The program, called Jatropha Agriculture and Nutrition Initiative or JANI for short, is designed to improve food security and nutrition among participating households. The program builds upon the capacity of national partners to work with smallholder farmers to cultivate and process Jatropha, thereby mainstreaming Jatropha into the economy for industrial uses, contributing to national energy policy and creating income growth along the value-added chain. Under our JANI program, Partners for Development offers training in bio-intensive gardening, solar powered food storage, preservation, marketing and nutrition education. The JANI program also trains community vaccinators, providing free first vaccinations for chickens to local farmers against Newcastle disease, a disease which kills 70% of poultry each year in Tanzania.
PFD is currently developing a cooking stove fueled by jatropha seeds. The two prototype models, Jiko Mbono and Jiko Safi, have proven to be more energy efficient than traditional cooking methods in independent testing. Our innovative fuel pellets both increase the volume of renewable cooking fuel available to replace firewood and charcoal, and provide added value in the form of much sought-after Jatropha oil.
BOSNIA & HERZEGOVINA
From 1993 and for most of the 1990s, PFD assisted several war-torn central Bosnian municipalities in the following key areas: agricultural, economic, and environmental rehabilitation and development; reconstruction, shelter, and winterization; public health; and facilitation of ethnic reconciliation.
In recent years, PFD’s work in Bosnia and Herzegovina has evolved toward support of agricultural production and marketing, priority sectors identified by the government. A unique PFD program helped establish the State Veterinary Office (SVO) of BiH in accordance with EU Protocols and with accompanying training programs. PFD also helped to build a state of the art Border Veterinary Inspection Post (BVIP) at Raca in north-eastern BiH, bordering Serbia. Other program interventions have included addressing poor infrastructure, lack of market linkages, and technical support for local farmers.

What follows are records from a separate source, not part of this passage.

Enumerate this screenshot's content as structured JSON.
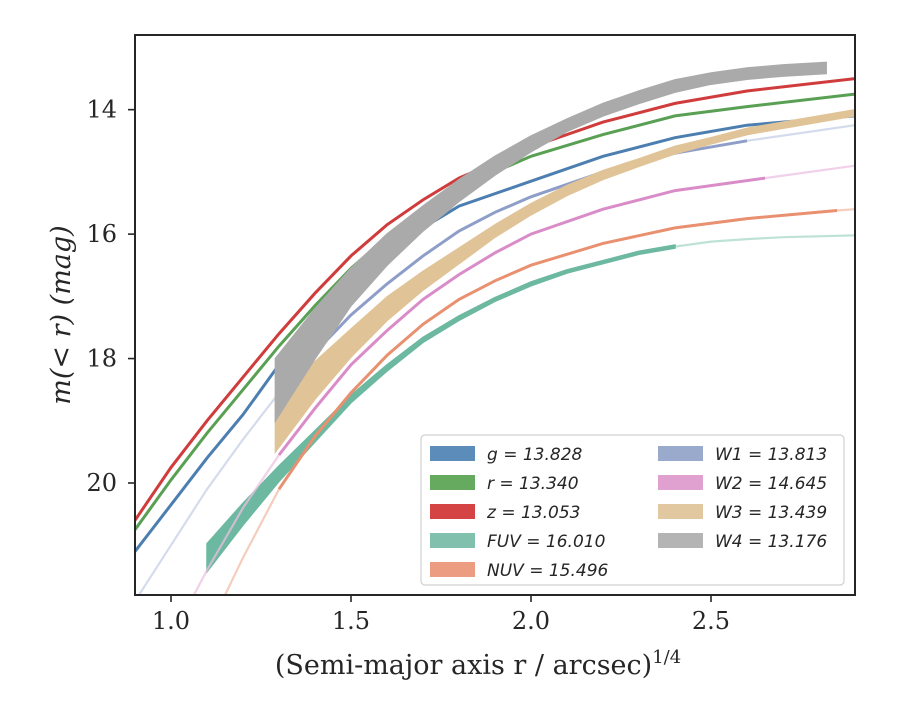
{
  "chart_data": {
    "type": "line",
    "title": "",
    "xlabel": "(Semi-major axis r / arcsec)",
    "xlabel_exponent": "1/4",
    "ylabel": "m(< r) (mag)",
    "xlim": [
      0.9,
      2.9
    ],
    "ylim": [
      21.8,
      12.8
    ],
    "y_inverted": true,
    "grid": false,
    "legend_position": "lower-right",
    "x_ticks": [
      {
        "value": 1.0,
        "label": "1.0"
      },
      {
        "value": 1.5,
        "label": "1.5"
      },
      {
        "value": 2.0,
        "label": "2.0"
      },
      {
        "value": 2.5,
        "label": "2.5"
      }
    ],
    "y_ticks": [
      {
        "value": 14,
        "label": "14"
      },
      {
        "value": 16,
        "label": "16"
      },
      {
        "value": 18,
        "label": "18"
      },
      {
        "value": 20,
        "label": "20"
      }
    ],
    "series": [
      {
        "name": "g",
        "label": "g = 13.828",
        "color": "#4c7fb0",
        "faded_color": "#4c7fb0",
        "band": false,
        "solid_range": [
          0.9,
          2.9
        ],
        "x": [
          0.9,
          1.0,
          1.1,
          1.2,
          1.3,
          1.4,
          1.5,
          1.6,
          1.7,
          1.8,
          2.0,
          2.2,
          2.4,
          2.6,
          2.9
        ],
        "y": [
          21.1,
          20.35,
          19.6,
          18.9,
          18.1,
          17.4,
          16.8,
          16.3,
          15.9,
          15.55,
          15.15,
          14.75,
          14.45,
          14.25,
          14.1
        ]
      },
      {
        "name": "r",
        "label": "r = 13.340",
        "color": "#5aa054",
        "faded_color": "#5aa054",
        "band": false,
        "solid_range": [
          0.9,
          2.9
        ],
        "x": [
          0.9,
          1.0,
          1.1,
          1.2,
          1.3,
          1.4,
          1.5,
          1.6,
          1.7,
          1.8,
          2.0,
          2.2,
          2.4,
          2.6,
          2.9
        ],
        "y": [
          20.75,
          19.95,
          19.2,
          18.5,
          17.8,
          17.15,
          16.55,
          16.05,
          15.6,
          15.25,
          14.75,
          14.4,
          14.1,
          13.95,
          13.75
        ]
      },
      {
        "name": "z",
        "label": "z = 13.053",
        "color": "#d03c3c",
        "faded_color": "#d03c3c",
        "band": false,
        "solid_range": [
          0.9,
          2.9
        ],
        "x": [
          0.9,
          1.0,
          1.1,
          1.2,
          1.3,
          1.4,
          1.5,
          1.6,
          1.7,
          1.8,
          2.0,
          2.2,
          2.4,
          2.6,
          2.9
        ],
        "y": [
          20.6,
          19.75,
          19.0,
          18.3,
          17.6,
          16.95,
          16.35,
          15.85,
          15.45,
          15.1,
          14.6,
          14.2,
          13.9,
          13.7,
          13.5
        ]
      },
      {
        "name": "FUV",
        "label": "FUV = 16.010",
        "color": "#6cb8a0",
        "faded_color": "#a8d8c8",
        "band": true,
        "solid_range": [
          1.1,
          2.4
        ],
        "x": [
          1.1,
          1.2,
          1.3,
          1.4,
          1.5,
          1.6,
          1.7,
          1.8,
          1.9,
          2.0,
          2.1,
          2.2,
          2.3,
          2.4,
          2.5,
          2.6,
          2.7,
          2.9
        ],
        "y": [
          21.2,
          20.5,
          19.85,
          19.25,
          18.65,
          18.15,
          17.7,
          17.35,
          17.05,
          16.8,
          16.6,
          16.45,
          16.3,
          16.2,
          16.12,
          16.08,
          16.05,
          16.02
        ],
        "width": [
          0.45,
          0.35,
          0.25,
          0.18,
          0.12,
          0.1,
          0.08,
          0.07,
          0.06,
          0.06,
          0.05,
          0.05,
          0.05,
          0.05,
          0.03,
          0.03,
          0.03,
          0.03
        ]
      },
      {
        "name": "NUV",
        "label": "NUV = 15.496",
        "color": "#e89070",
        "faded_color": "#f0bca6",
        "band": false,
        "solid_range": [
          1.3,
          2.85
        ],
        "x": [
          1.15,
          1.2,
          1.3,
          1.4,
          1.5,
          1.6,
          1.7,
          1.8,
          1.9,
          2.0,
          2.2,
          2.4,
          2.6,
          2.85,
          2.9
        ],
        "y": [
          21.8,
          21.2,
          20.1,
          19.25,
          18.55,
          17.95,
          17.45,
          17.05,
          16.75,
          16.5,
          16.15,
          15.9,
          15.75,
          15.62,
          15.6
        ]
      },
      {
        "name": "W1",
        "label": "W1 = 13.813",
        "color": "#8e9ec8",
        "faded_color": "#c5cfe6",
        "band": false,
        "solid_range": [
          1.3,
          2.6
        ],
        "x": [
          0.9,
          1.0,
          1.1,
          1.2,
          1.3,
          1.4,
          1.5,
          1.6,
          1.7,
          1.8,
          1.9,
          2.0,
          2.2,
          2.4,
          2.6,
          2.9
        ],
        "y": [
          21.9,
          21.0,
          20.1,
          19.3,
          18.55,
          17.9,
          17.3,
          16.8,
          16.35,
          15.95,
          15.65,
          15.4,
          15.0,
          14.7,
          14.5,
          14.25
        ]
      },
      {
        "name": "W2",
        "label": "W2 = 14.645",
        "color": "#d98cc8",
        "faded_color": "#ecc0e2",
        "band": false,
        "solid_range": [
          1.3,
          2.65
        ],
        "x": [
          0.9,
          1.0,
          1.1,
          1.2,
          1.3,
          1.4,
          1.5,
          1.6,
          1.7,
          1.8,
          1.9,
          2.0,
          2.2,
          2.4,
          2.65,
          2.9
        ],
        "y": [
          23.5,
          22.5,
          21.4,
          20.4,
          19.55,
          18.8,
          18.1,
          17.55,
          17.05,
          16.65,
          16.3,
          16.0,
          15.6,
          15.3,
          15.1,
          14.9
        ]
      },
      {
        "name": "W3",
        "label": "W3 = 13.439",
        "color": "#e0c498",
        "faded_color": "#efdcc0",
        "band": true,
        "solid_range": [
          1.29,
          2.9
        ],
        "x": [
          1.29,
          1.4,
          1.5,
          1.6,
          1.7,
          1.8,
          1.9,
          2.0,
          2.1,
          2.2,
          2.3,
          2.4,
          2.5,
          2.6,
          2.7,
          2.9
        ],
        "y": [
          19.05,
          18.35,
          17.75,
          17.2,
          16.75,
          16.35,
          15.95,
          15.6,
          15.3,
          15.05,
          14.85,
          14.65,
          14.5,
          14.35,
          14.25,
          14.05
        ],
        "width": [
          0.9,
          0.6,
          0.45,
          0.38,
          0.3,
          0.25,
          0.2,
          0.18,
          0.16,
          0.14,
          0.12,
          0.12,
          0.1,
          0.1,
          0.1,
          0.1
        ]
      },
      {
        "name": "W4",
        "label": "W4 = 13.176",
        "color": "#aaaaaa",
        "faded_color": "#cccccc",
        "band": true,
        "solid_range": [
          1.29,
          2.82
        ],
        "x": [
          1.29,
          1.4,
          1.5,
          1.6,
          1.7,
          1.8,
          1.9,
          2.0,
          2.1,
          2.2,
          2.3,
          2.4,
          2.5,
          2.6,
          2.7,
          2.82
        ],
        "y": [
          18.5,
          17.6,
          16.85,
          16.25,
          15.75,
          15.3,
          14.9,
          14.55,
          14.25,
          14.0,
          13.8,
          13.62,
          13.5,
          13.42,
          13.37,
          13.33
        ],
        "width": [
          1.0,
          0.8,
          0.6,
          0.5,
          0.4,
          0.35,
          0.3,
          0.25,
          0.2,
          0.2,
          0.2,
          0.2,
          0.18,
          0.18,
          0.18,
          0.18
        ]
      }
    ],
    "legend": [
      {
        "label": "g = 13.828",
        "color": "#5b8cba"
      },
      {
        "label": "r = 13.340",
        "color": "#66aa60"
      },
      {
        "label": "z = 13.053",
        "color": "#d44444"
      },
      {
        "label": "FUV = 16.010",
        "color": "#80c0ac"
      },
      {
        "label": "NUV = 15.496",
        "color": "#ec9c80"
      },
      {
        "label": "W1 = 13.813",
        "color": "#9aaacc"
      },
      {
        "label": "W2 = 14.645",
        "color": "#e0a0d0"
      },
      {
        "label": "W3 = 13.439",
        "color": "#e2c8a0"
      },
      {
        "label": "W4 = 13.176",
        "color": "#b4b4b4"
      }
    ]
  }
}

Although PFD closed its field office in 2009, PFD continues to expand access to financial services for agricultural producers in the area
RWANDA
The Rwanda program, 1994-96, rehabilitated health and water infrastructure to help attract displaced Rwandans back to the country to rebuild. The program repaired 35 gravity-fed water systems and trained village committees to maintain the systems, thereby providing an estimated 55,000 persons with improved access to clean water. It also repaired four health centers and trained the centers’ Rwandan staff, thus insuring primary health care to an estimated 2,100 persons weekly. Finally, the program trained teachers in how to work with war-traumatized children and provided credit to 300 small groups of vulnerable women so that they might start income-generating activities.
SOMALIA
The Somalia program, 1993-97, assisted in the rehabilitation of primary health care in the northeast. Community leaders and program staff identified communities in need and capable of managing health posts and/or Maternal and Child Health (MCH) clinics and then trained the personnel. Thus, approximately 30,000 Somalis, particularly the most vulnerable population groups -- infants and children, pregnant and lactating women, the malnourished, and the sick -- received basic preventive and curative health care from Somali health care workers. In addition, through the use of PRA, sanitation and income-generation activities were initiated in some communities.